When Vikings defensive coordinator Leslie Frazier interviewed for the Seattle Seahawks’ head coaching job earlier this year, it was a poorly kept secret that Seattle was all but locked in to hire Pete Carroll as their next head coach.
At the time, Frazier diplomatically sidestepped any suggestion that he was interviewed as a token minority candidate, but now he hints to John Shipley at the Pioneer Press that he suspected pretty much the same thing everyone else was suspecting.
”I can't answer for ownership, you know, what they were looking for and what they wanted out of the interviews. But I went into it believing each one would be a legitimate interview."
And did he come out feeling they were legitimate interviews?
"Um, I don't want to say which team, but one of them I was a little concerned about, and we went right down to the wire about whether I should even do the interview," he said. "On one of them, I left just wondering."
It doesn’t take a genius to know that Frazier is referring to the Seahawks.
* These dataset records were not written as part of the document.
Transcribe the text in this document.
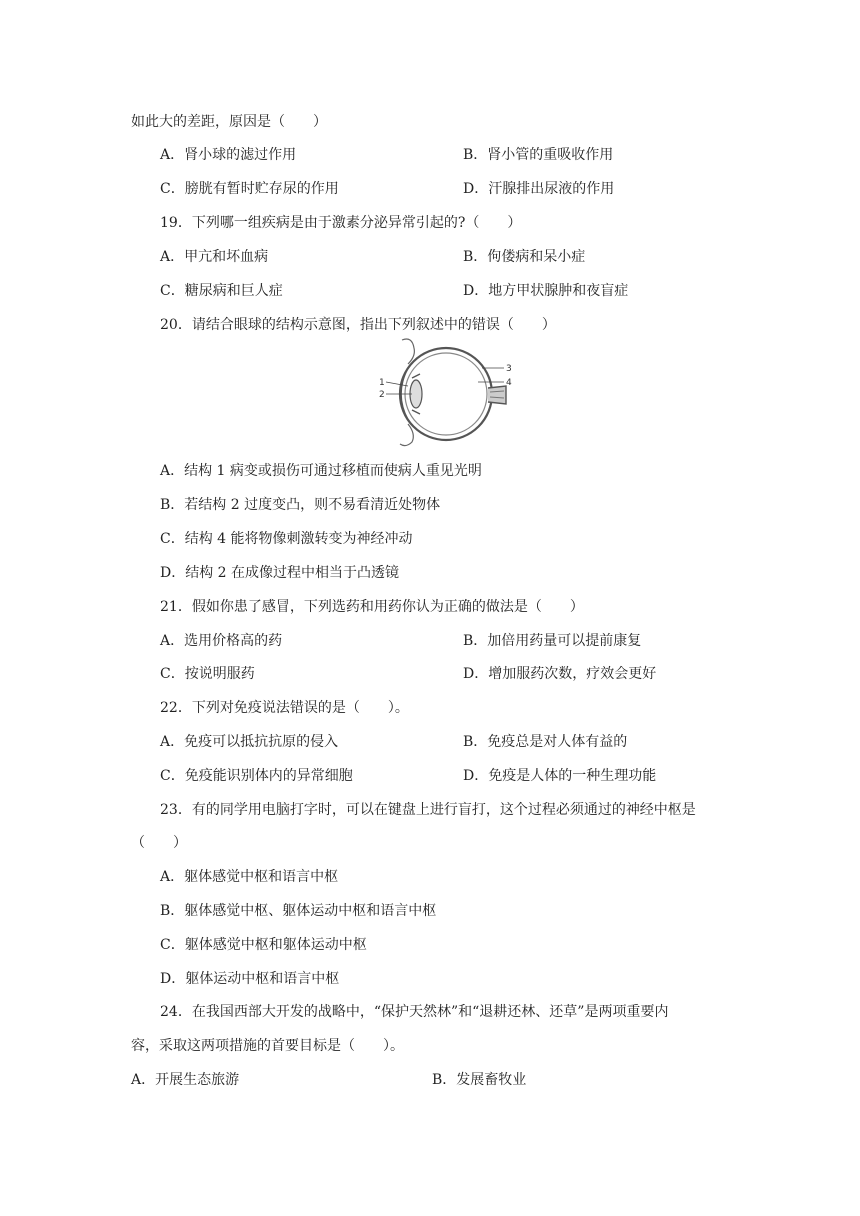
如此大的差距，原因是（　　）
A．肾小球的滤过作用	B．肾小管的重吸收作用
C．膀胱有暂时贮存尿的作用	D．汗腺排出尿液的作用
19．下列哪一组疾病是由于激素分泌异常引起的?（　　）
A．甲亢和坏血病	B．佝偻病和呆小症
C．糖尿病和巨人症	D．地方甲状腺肿和夜盲症
20．请结合眼球的结构示意图，指出下列叙述中的错误（　　）
1
2
3
4
A．结构 1 病变或损伤可通过移植而使病人重见光明
B．若结构 2 过度变凸，则不易看清近处物体
C．结构 4 能将物像刺激转变为神经冲动
D．结构 2 在成像过程中相当于凸透镜
21．假如你患了感冒，下列选药和用药你认为正确的做法是（　　）
A．选用价格高的药	B．加倍用药量可以提前康复
C．按说明服药	D．增加服药次数，疗效会更好
22．下列对免疫说法错误的是（　　）。
A．免疫可以抵抗抗原的侵入	B．免疫总是对人体有益的
C．免疫能识别体内的异常细胞	D．免疫是人体的一种生理功能
23．有的同学用电脑打字时，可以在键盘上进行盲打，这个过程必须通过的神经中枢是
（　　）
A．躯体感觉中枢和语言中枢
B．躯体感觉中枢、躯体运动中枢和语言中枢
C．躯体感觉中枢和躯体运动中枢
D．躯体运动中枢和语言中枢
24．在我国西部大开发的战略中，“保护天然林”和“退耕还林、还草”是两项重要内
容，采取这两项措施的首要目标是（　　）。
A．开展生态旅游	B．发展畜牧业
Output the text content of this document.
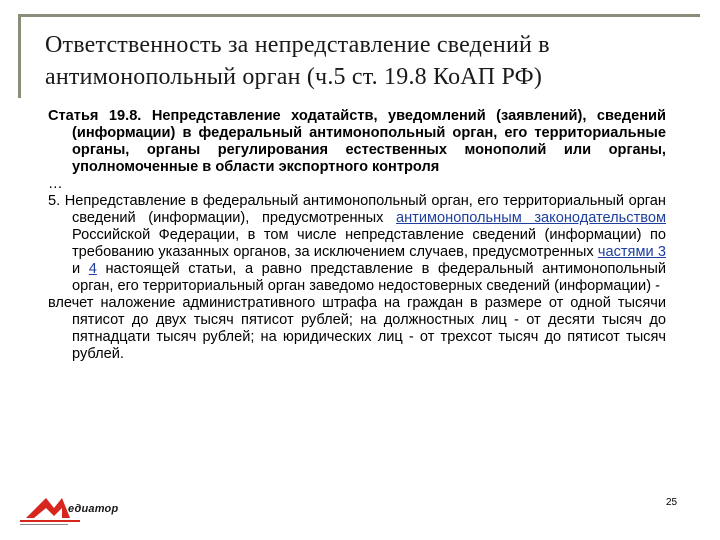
Ответственность за непредставление сведений в антимонопольный орган (ч.5 ст. 19.8 КоАП РФ)

Статья 19.8. Непредставление ходатайств, уведомлений (заявлений), сведений (информации) в федеральный антимонопольный орган, его территориальные органы, органы регулирования естественных монополий или органы, уполномоченные в области экспортного контроля

…

5. Непредставление в федеральный антимонопольный орган, его территориальный орган сведений (информации), предусмотренных антимонопольным законодательством Российской Федерации, в том числе непредставление сведений (информации) по требованию указанных органов, за исключением случаев, предусмотренных частями 3 и 4 настоящей статьи, а равно представление в федеральный антимонопольный орган, его территориальный орган заведомо недостоверных сведений (информации) -

влечет наложение административного штрафа на граждан в размере от одной тысячи пятисот до двух тысяч пятисот рублей; на должностных лиц - от десяти тысяч до пятнадцати тысяч рублей; на юридических лиц - от трехсот тысяч до пятисот тысяч рублей.

25
едиатор
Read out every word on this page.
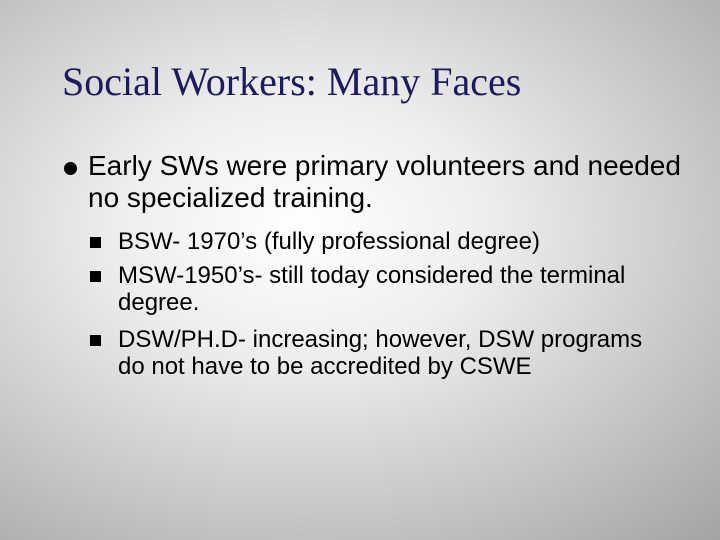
Social Workers: Many Faces
Early SWs were primary volunteers and needed no specialized training.
BSW- 1970’s (fully professional degree)
MSW-1950’s- still today considered the terminal degree.
DSW/PH.D- increasing; however, DSW programs do not have to be accredited by CSWE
For his part, Frazier still believes in the usefulness of the Rooney Rule, which has good intentions but can sometimes lead to awkward situations where one team has its heart set on a certain coach and has to put a black coach through the paces just to be compliant.
There are currently six black head coaches in the NFL right now. It’s a decent sized number. It’s not fantastic, but it’s decent. You might think it’s time to retire the Rooney Rule as a result, but I’d argue against that.
Progress isn’t always an absolute upward curve. Just because there are six black coaches now, doesn’t mean it’ll always stay that way. In fact, I guarantee you it won’t, because Lovie Smith is soooo fired by December. Without the rule in place, the league could easily revert back to an all-white coaching environment. You only need to take a look at the disgraceful number of black head coaches in college football (four of 119 teams). Trust me, it can all go backwards.
The Rooney Rule has its faults, particularly when it creates a situation like the one Frazier went through. But it’s needed precisely because of that. Frazier is a better NFL coach than Pete Carroll. I promise you, whenever Frazier gets hired (and he will), he’ll have a better record than Carroll will with Seattle. The fact that he never even had a chance with them is why the rule still has value. Because if we live in a world where Leslie Frazier can lose out on a job to Pete Carroll and Chan Gailey, something is still sorely amiss.